For those of you who dream of smash factors, spin rates and dispersion cones, um, sorry there’s no cure for what you have, however, we’ve got something infinitely better – stylish whimsical headcovers.
For years, I’ve longed for eye-catching headcovers that were neither enormous, heavy nor festooned with corporate logos. I wanted clever, minimalist, maybe even wool.
Imagine my surprise to find out that Nashville-based Sunfish has been making just such club garments since 2011, when co-founders Alonzo Guess and David Riggs quit their recession-stalled businesses to begin selling, from their garage, stuff like scorecard holders, valuables pouches, ball markers, duffel bags and virtually any kind of headcover, be it real leather, synthetic or, yes, 100 percent New Zealand wool.
These aren’t your dad’s 1960s woolly pompoms. Sunfish designers assembled a menagerie of some 23 playful animals — from bears and tigers to koalas, sloths and penguins – in sizes that snugly fit your driver and fairway woods.
“Around 2010,” says Guess, who now employs some 40 workers, “we were inspired by all those beanie hats that looked like a mouse or cat or lion. They’ve really taken off and I would estimate we’ve sold about 250,000 knitted headcovers since then.”
They’re made of tightly-woven, all natural, biodegradable, New Zealand sheep fleece, and Guess says they often last seven or eight years, with hand washing in products like Woolite and air drying. You can find them at golf shops, online at sunfishsales.com and at some 500 of the nation’s tonier clubs, such as Pinehurst, Winged Foot and Cypress Point.

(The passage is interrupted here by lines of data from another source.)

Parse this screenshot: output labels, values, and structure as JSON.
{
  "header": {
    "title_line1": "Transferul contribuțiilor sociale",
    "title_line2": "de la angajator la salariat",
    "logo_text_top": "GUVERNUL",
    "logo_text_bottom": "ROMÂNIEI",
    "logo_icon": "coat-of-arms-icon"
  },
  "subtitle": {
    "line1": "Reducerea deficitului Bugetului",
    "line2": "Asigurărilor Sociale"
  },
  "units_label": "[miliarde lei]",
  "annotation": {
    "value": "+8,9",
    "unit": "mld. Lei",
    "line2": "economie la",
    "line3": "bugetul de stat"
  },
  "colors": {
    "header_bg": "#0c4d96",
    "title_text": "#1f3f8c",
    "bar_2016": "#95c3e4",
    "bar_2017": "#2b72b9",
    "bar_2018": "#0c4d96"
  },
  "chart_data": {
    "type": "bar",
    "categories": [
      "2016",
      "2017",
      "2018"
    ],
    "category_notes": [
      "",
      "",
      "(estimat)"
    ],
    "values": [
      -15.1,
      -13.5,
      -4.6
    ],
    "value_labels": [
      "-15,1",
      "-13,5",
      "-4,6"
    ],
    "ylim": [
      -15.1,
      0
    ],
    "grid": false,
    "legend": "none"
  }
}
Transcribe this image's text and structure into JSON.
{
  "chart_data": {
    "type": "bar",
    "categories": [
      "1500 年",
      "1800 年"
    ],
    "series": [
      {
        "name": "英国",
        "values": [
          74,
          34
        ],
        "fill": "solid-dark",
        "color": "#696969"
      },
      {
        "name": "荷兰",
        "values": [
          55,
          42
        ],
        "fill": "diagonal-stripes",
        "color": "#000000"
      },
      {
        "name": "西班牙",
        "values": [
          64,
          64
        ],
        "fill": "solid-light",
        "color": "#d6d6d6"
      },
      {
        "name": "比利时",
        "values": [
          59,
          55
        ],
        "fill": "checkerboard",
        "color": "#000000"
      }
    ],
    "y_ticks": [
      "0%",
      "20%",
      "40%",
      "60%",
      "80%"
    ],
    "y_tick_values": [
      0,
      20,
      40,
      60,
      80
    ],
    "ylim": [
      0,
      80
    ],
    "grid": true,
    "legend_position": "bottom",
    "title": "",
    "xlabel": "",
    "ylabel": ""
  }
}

“Oddly, it’s not the golf shops that keep us going,” says Guess, “it’s all the club tournaments, the tee prizes for member-guest events and such.”
And if for some reason you don’t want a woolen New Zealand mallard or giraffe gracing your toaster-sized driver, you can still order leather or synthetic headcovers and, if needed, have them printed with a high-resolution process called Photoflux that applies images with a detail that can’t be achieved with basic embroidery.
Getting 20 extra yards with that driver is still up to you.